Saudis want Yemen’s oil & gas – Max Blumenthal
Saudi Arabia is in a financial crisis and wants to access and exploit untapped gas and oil resources in Yemen, investigative journalist and author Max Blumenthal told RT.
RT America’s Rick Sanchez spoke with Blumenthal about the possibility that the US call for peace and a ceasefire in Yemen could have negative repercussions and cause an intensification of violence in the short term.
“But if we're trying to stop the war, why would it get worse? Think of it this way: if both sides in a sports game know that the clock is running out, are they going to become more aggressive, more violent, and… want to go for the big score before nobody lets them? It boils down to both sides in a conflict wanting some leverage, as they go into these possible negotiations,” Rick Sanchez explained.
Houthi rebels are concerned that the Saudi coalition might soon launch a new attack on the country with reports that 10,000 troops are moving toward the port of Hodeida, which they’re trying to secure.
“It follows a long tradition among military leaders that approaching peace talks is an opportunity to gain territory or advantages to trade off later. And then there is the question of desperation on the part of the Saudis who may be going through a power struggle of their own right now,” Sanchez added.
Earlier, former Pentagon official Michael Maloof commented on this possible power struggle in Saudi Arabia, which could lead to the end of the Crown Prince’s rule. “This is going to get dirty.
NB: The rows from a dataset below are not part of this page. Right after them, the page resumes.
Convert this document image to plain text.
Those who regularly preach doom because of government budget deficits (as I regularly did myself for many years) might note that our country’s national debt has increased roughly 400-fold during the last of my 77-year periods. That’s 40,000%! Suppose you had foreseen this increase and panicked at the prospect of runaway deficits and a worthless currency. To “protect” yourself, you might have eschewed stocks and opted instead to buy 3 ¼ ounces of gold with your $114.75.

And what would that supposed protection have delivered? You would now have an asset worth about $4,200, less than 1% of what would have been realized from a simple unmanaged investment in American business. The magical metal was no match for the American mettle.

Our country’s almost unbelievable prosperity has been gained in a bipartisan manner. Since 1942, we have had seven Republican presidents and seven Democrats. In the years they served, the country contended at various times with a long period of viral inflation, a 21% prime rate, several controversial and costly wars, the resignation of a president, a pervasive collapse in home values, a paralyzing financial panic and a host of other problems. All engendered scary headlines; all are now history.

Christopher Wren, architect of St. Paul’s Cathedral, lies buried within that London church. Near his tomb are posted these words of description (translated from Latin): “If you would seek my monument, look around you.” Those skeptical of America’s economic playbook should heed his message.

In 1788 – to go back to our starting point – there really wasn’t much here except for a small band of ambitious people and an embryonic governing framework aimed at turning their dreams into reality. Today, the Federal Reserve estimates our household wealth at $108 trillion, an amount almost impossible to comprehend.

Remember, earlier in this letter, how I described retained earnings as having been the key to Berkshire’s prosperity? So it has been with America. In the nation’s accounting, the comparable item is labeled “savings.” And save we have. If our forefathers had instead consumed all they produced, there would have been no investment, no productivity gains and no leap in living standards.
And I think what they’re hoping for is that the US and Britain and the other Western powers support somebody who will carry that out. We may be a little premature in saying that it is going to happen… Internally, I think it is conceivable because MBS has upset so many members of the royal family, he has made tremendous enemies from within. And it’s just a question of time.”
Max Blumenthal agreed with Maloof, saying that “he’s right that the US would like to remove him or at least elements within the national security architecture.”
He recalled the former national security adviser to Obama, Susan Rice, calling to “sideline the Crown Prince” from his “unlimited power.”
“And Lindsey Graham from the Committee on Armed Services said the same thing,” Blumenthal added.
“Basically, you have a situation where the Mafia Don has sent his wise guy out to make a hit and the wise guy winds up taking a bone saw to the victim and throwing him in front of the police station. And the Mafia Don saying ‘You’re embarrassing me.’” Max Blumenthal said.
Asked whether the Crown Prince could he be taken out, Blumenthal said that “he has deepened his control over the intelligence services, over the Saudis’ PR game, he is more in control than ever before.”
He suggested we could see Mohammed bin Salman pivot east to China and Russia and other alliances before the US and the UK can take him out.
According to Blumenthal, in the Yemen war, Saudi Arabia does not want the Houthis to control the strategic shipping-lane area between the Red Sea and the Gulf of Aden, Bab-el-Mandeb, “where from three to five thousand barrels of oil flow through.”
“But more importantly, Saudi Arabia is in a financial crisis and they would like to access the untapped resources of gas and oil that are massive in Yemen and exploit Yemen. That is one of the reasons why they’re in this fight,” he concluded.